The next night was spent at a diner close to his apartment. Drinks in hand, we promised not to look at Facebook (which we both recognized as shorthand for checking on the Philippines) until the polls had closed. As the night progressed, we stumbled to another bar, and then another. By the time the results came in, Carlos was on his nth shot of whiskey and pacing nervously on the sidewalk. I was nursing a spritz and a headache, too stunned to talk.
»A country is not its government«, I had to keep reminding myself of this as I tried to process what I would be returning to: the long haul of being under a demagogue and the aftermath thereof in which we would collectively witness victory after victory of his supporters, coupled with the need to continue making and writing and doing, despite the seeming pointlessness of it all. No one from the opposition even made it close to the slate. At the top were a real-estate developer known for converting farmlands into shoddy housing, a film star in his second term after having been removed from the first on account of being convicted for plunder, and a former police chief who’d gained notoriety after publicly stating that »shit happens« when a 5-year-old was killed by a stray bullet, as one of many casualties in the state-sponsored »War on Drugs.«
This is what it meant for me to be from a country in a »state of transformation,« as the call posted by Solitude had specified. This was also before the pandemic, when a bill criminalizing dissent by tagging these as »acts of terror« would be passed, even as the death toll from Covid-19 mounted. In the middle of this public health emergency, the counterpart of our national health insurance provider was found to have over 15 billion pesos worth of stolen funds. As I write this in the middle of the world’s longest lockdown (fifteen months, as of June 2021), I find myself wishing I had taken Carlos up on that offer to go to Parque del Retiro just to scream.
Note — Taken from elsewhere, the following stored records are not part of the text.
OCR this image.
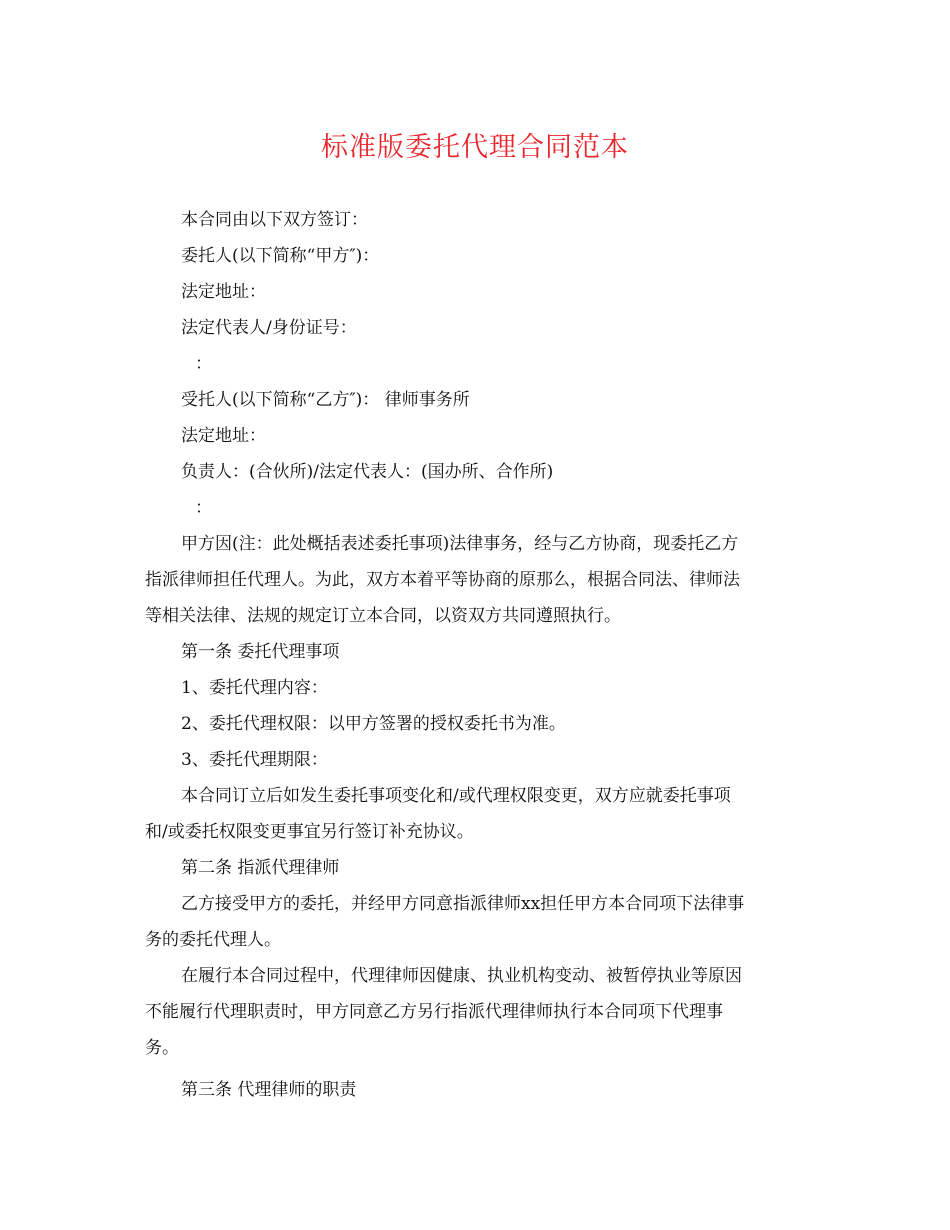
标准版委托代理合同范本
本合同由以下双方签订：
委托人(以下简称“甲方″)：
法定地址：
法定代表人/身份证号：
：
受托人(以下简称“乙方″)： 律师事务所
法定地址：
负责人：(合伙所)/法定代表人：(国办所、合作所)
：
甲方因(注：此处概括表述委托事项)法律事务，经与乙方协商，现委托乙方
指派律师担任代理人。为此，双方本着平等协商的原那么，根据合同法、律师法
等相关法律、法规的规定订立本合同，以资双方共同遵照执行。
第一条 委托代理事项
1、委托代理内容：
2、委托代理权限：以甲方签署的授权委托书为准。
3、委托代理期限：
本合同订立后如发生委托事项变化和/或代理权限变更，双方应就委托事项
和/或委托权限变更事宜另行签订补充协议。
第二条 指派代理律师
乙方接受甲方的委托，并经甲方同意指派律师xx担任甲方本合同项下法律事
务的委托代理人。
在履行本合同过程中，代理律师因健康、执业机构变动、被暂停执业等原因
不能履行代理职责时，甲方同意乙方另行指派代理律师执行本合同项下代理事
务。
第三条 代理律师的职责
Within a few months of meeting him in Madrid, Carlos would be gone. We lost him to a heart attack in October 2019. Maybe what Muntaha said about friendship in the context of residencies is not entirely accurate. It’s not one thing or the other, not in friendships borne of art. Sometimes this friendship involved working on a biennial together, and other times it meant taking a walk on my own around Madrid because my friend was too hungover from the whiskey and too heartbroken about the election results.
»You’ll be okay, right?« Carlos asked me, as I showed myself out the morning after the votes were counted. I told him to just get all the rest he needed. We could scream in the park some other time.